Lowering this reserve requirement releases more capital for the banks to offer as loans or with which to buy other assets. Increasing the requirement curtails b⛎ank lending and slows growth.
Monetary Policy vs. Fiscal Policy
Monetary policy is enacted by a central bank to sustain a level economy and keep unemployment low. It is in♈tended to 🔴protect the value of the currency and maintain economic activity.
By manipulating interest rates or reserve requirements, or 🅷through open market operations, a central bank affects borrowing, spending, and savings rates.
澳洲幸运5官方开奖结果体彩网:Fiscal policy is an additional tool used by governments but not central banks. While the Federal Reserve can influence the economy through the money supply, and 澳洲幸运5官方开奖结果体彩网:impact market sentiment, the U.S. Treasury Department can create new money and implement new tax policies.
In other words, fiscal policy involves government spending and taxing. It spends to add money, directly or indirectly, into the economy to increase business and consumer spending and spur growth.
Both monetary and fiscal policies were used in response to the COVID-19 pandemic.

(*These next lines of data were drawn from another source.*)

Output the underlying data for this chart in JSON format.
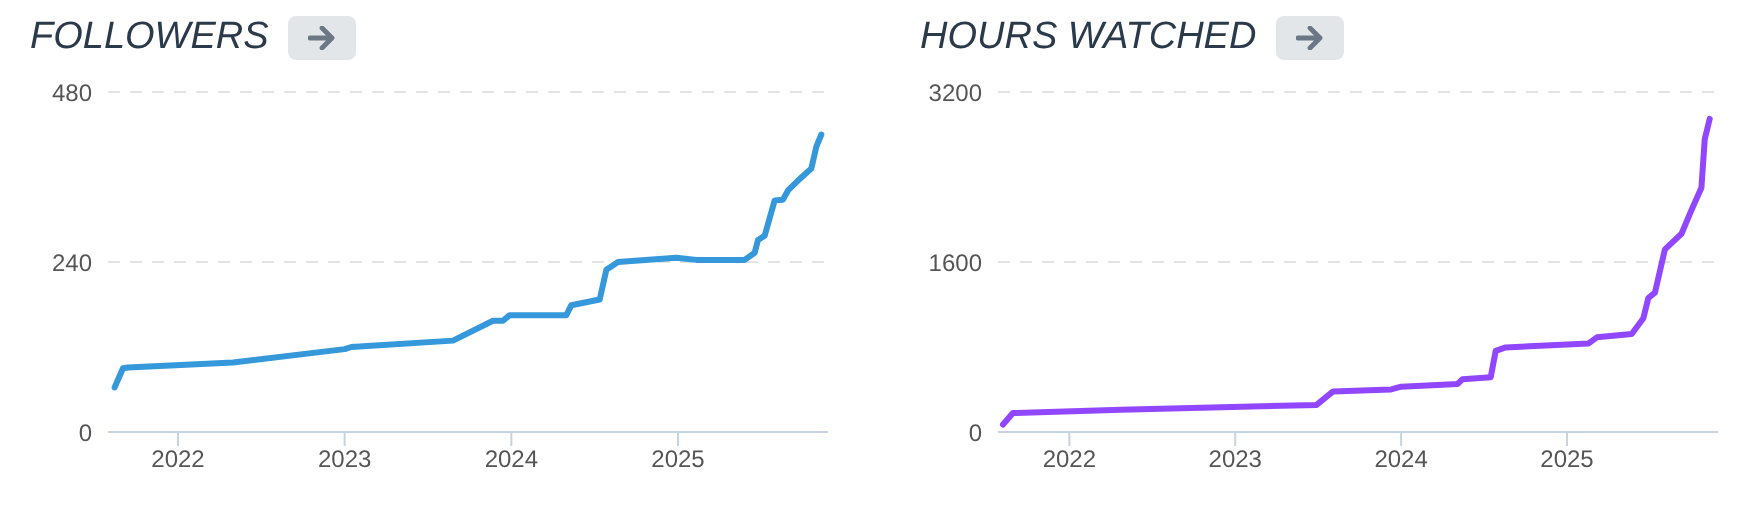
{
  "chart_data": [
    {
      "type": "line",
      "title": "FOLLOWERS",
      "x": [
        2021.62,
        2021.67,
        2021.7,
        2022.33,
        2023.0,
        2023.04,
        2023.65,
        2023.89,
        2023.95,
        2023.99,
        2024.33,
        2024.36,
        2024.53,
        2024.57,
        2024.64,
        2024.99,
        2025.11,
        2025.4,
        2025.46,
        2025.48,
        2025.52,
        2025.58,
        2025.63,
        2025.66,
        2025.72,
        2025.8,
        2025.83,
        2025.86
      ],
      "series": [
        {
          "color": "#3498db",
          "values": [
            63,
            90,
            91,
            98,
            117,
            120,
            129,
            157,
            157,
            165,
            165,
            179,
            187,
            229,
            240,
            246,
            243,
            243,
            253,
            271,
            277,
            327,
            328,
            341,
            355,
            372,
            403,
            420
          ]
        }
      ],
      "xlim": [
        2021.58,
        2025.9
      ],
      "xticks": [
        2022,
        2023,
        2024,
        2025
      ],
      "ylim": [
        0,
        480
      ],
      "yticks": [
        0,
        240,
        480
      ],
      "grid": "y"
    },
    {
      "type": "line",
      "title": "HOURS WATCHED",
      "x": [
        2021.6,
        2021.66,
        2022.31,
        2023.49,
        2023.59,
        2023.94,
        2024.0,
        2024.34,
        2024.37,
        2024.54,
        2024.57,
        2024.63,
        2025.13,
        2025.18,
        2025.39,
        2025.46,
        2025.49,
        2025.53,
        2025.59,
        2025.69,
        2025.75,
        2025.81,
        2025.83,
        2025.86
      ],
      "series": [
        {
          "color": "#9147ff",
          "values": [
            70,
            178,
            210,
            255,
            382,
            401,
            427,
            452,
            497,
            516,
            764,
            796,
            834,
            891,
            923,
            1070,
            1261,
            1312,
            1719,
            1866,
            2088,
            2298,
            2756,
            2947
          ]
        }
      ],
      "xlim": [
        2021.57,
        2025.91
      ],
      "xticks": [
        2022,
        2023,
        2024,
        2025
      ],
      "ylim": [
        0,
        3200
      ],
      "yticks": [
        0,
        1600,
        3200
      ],
      "grid": "y"
    }
  ]
}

How Often Does Monetary Policy Change?
The Federal Open Market Committee of the Federal Reserve meets eight times a year to determine any changes to the nation's monetary policies. The Federal Reserve may also act in an 🐠emergency, as during the 2007-2008 economic crisis and the COVID-19 pandemic.

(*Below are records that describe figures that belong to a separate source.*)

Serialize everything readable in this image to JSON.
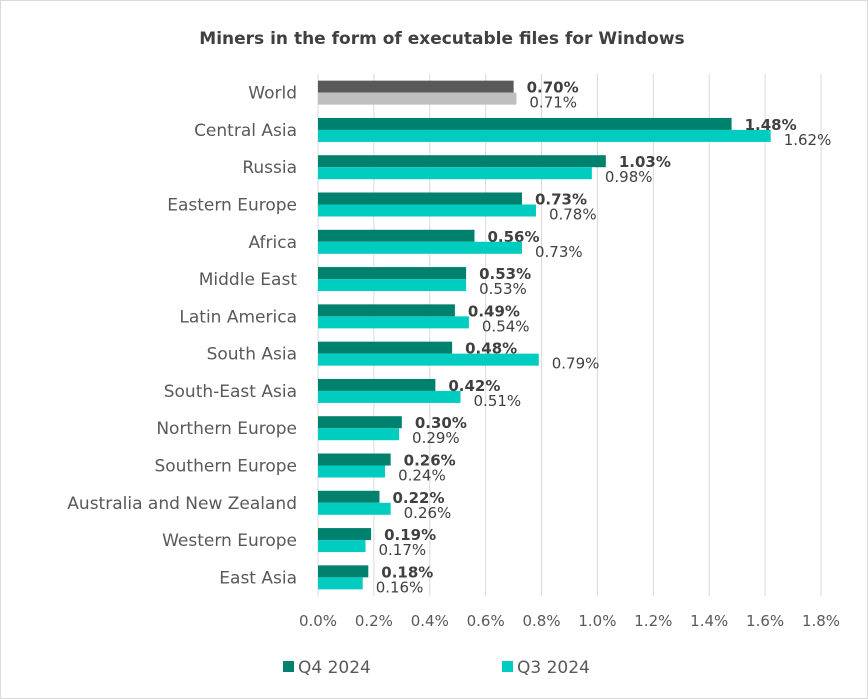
{
  "chart_data": {
    "type": "bar",
    "orientation": "horizontal",
    "title": "Miners in the form of executable files for Windows",
    "xlabel": "",
    "ylabel": "",
    "xlim": [
      0,
      1.8
    ],
    "x_ticks": [
      "0.0%",
      "0.2%",
      "0.4%",
      "0.6%",
      "0.8%",
      "1.0%",
      "1.2%",
      "1.4%",
      "1.6%",
      "1.8%"
    ],
    "grid": true,
    "legend_position": "bottom",
    "categories": [
      "World",
      "Central Asia",
      "Russia",
      "Eastern Europe",
      "Africa",
      "Middle East",
      "Latin America",
      "South Asia",
      "South-East Asia",
      "Northern Europe",
      "Southern Europe",
      "Australia and New Zealand",
      "Western Europe",
      "East Asia"
    ],
    "series": [
      {
        "name": "Q4 2024",
        "color": "#00816d",
        "highlight_color": "#595959",
        "values": [
          0.7,
          1.48,
          1.03,
          0.73,
          0.56,
          0.53,
          0.49,
          0.48,
          0.42,
          0.3,
          0.26,
          0.22,
          0.19,
          0.18
        ],
        "labels": [
          "0.70%",
          "1.48%",
          "1.03%",
          "0.73%",
          "0.56%",
          "0.53%",
          "0.49%",
          "0.48%",
          "0.42%",
          "0.30%",
          "0.26%",
          "0.22%",
          "0.19%",
          "0.18%"
        ]
      },
      {
        "name": "Q3 2024",
        "color": "#00ccc0",
        "highlight_color": "#bfbfbf",
        "values": [
          0.71,
          1.62,
          0.98,
          0.78,
          0.73,
          0.53,
          0.54,
          0.79,
          0.51,
          0.29,
          0.24,
          0.26,
          0.17,
          0.16
        ],
        "labels": [
          "0.71%",
          "1.62%",
          "0.98%",
          "0.78%",
          "0.73%",
          "0.53%",
          "0.54%",
          "0.79%",
          "0.51%",
          "0.29%",
          "0.24%",
          "0.26%",
          "0.17%",
          "0.16%"
        ]
      }
    ]
  }
}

How Has Monetary Policy Been Used to Curb Inflation In the United States?
A contractionary policy can slow economic growth and even increase unemployment but is often seen as necessary to level the economy and keep inflation in check. During double-digit inflation in the 1980s, the Federal Reserve raised its benchmark interest rate to 20%. Though the effect of high rates spurred a recession, inflation was reduced to a range of 3% to 4% over the following years.
Why Is the Federal Reserve Called a Lender of Last Resort?
The Fed also serves the role of 澳洲幸运5官方开奖结果体彩网:lender of last resort, providing banks with 澳洲幸运5官方开奖结果体彩网:liquidity and maintaining regulatory scrutiny to prevent them from failing and causing financial panic.
The Bottom Line
Monetary policy employs strategies and tools to keep a nation's economy stable 澳洲幸运5官方开奖结果体彩网:while limiting inflation and unemployment.
Expansionary monetary policy stimulates a weakening economy and contractionary monetary policy slows down an inflationary economy. A nation's monetary policy is often coordinated with its fiscal policy.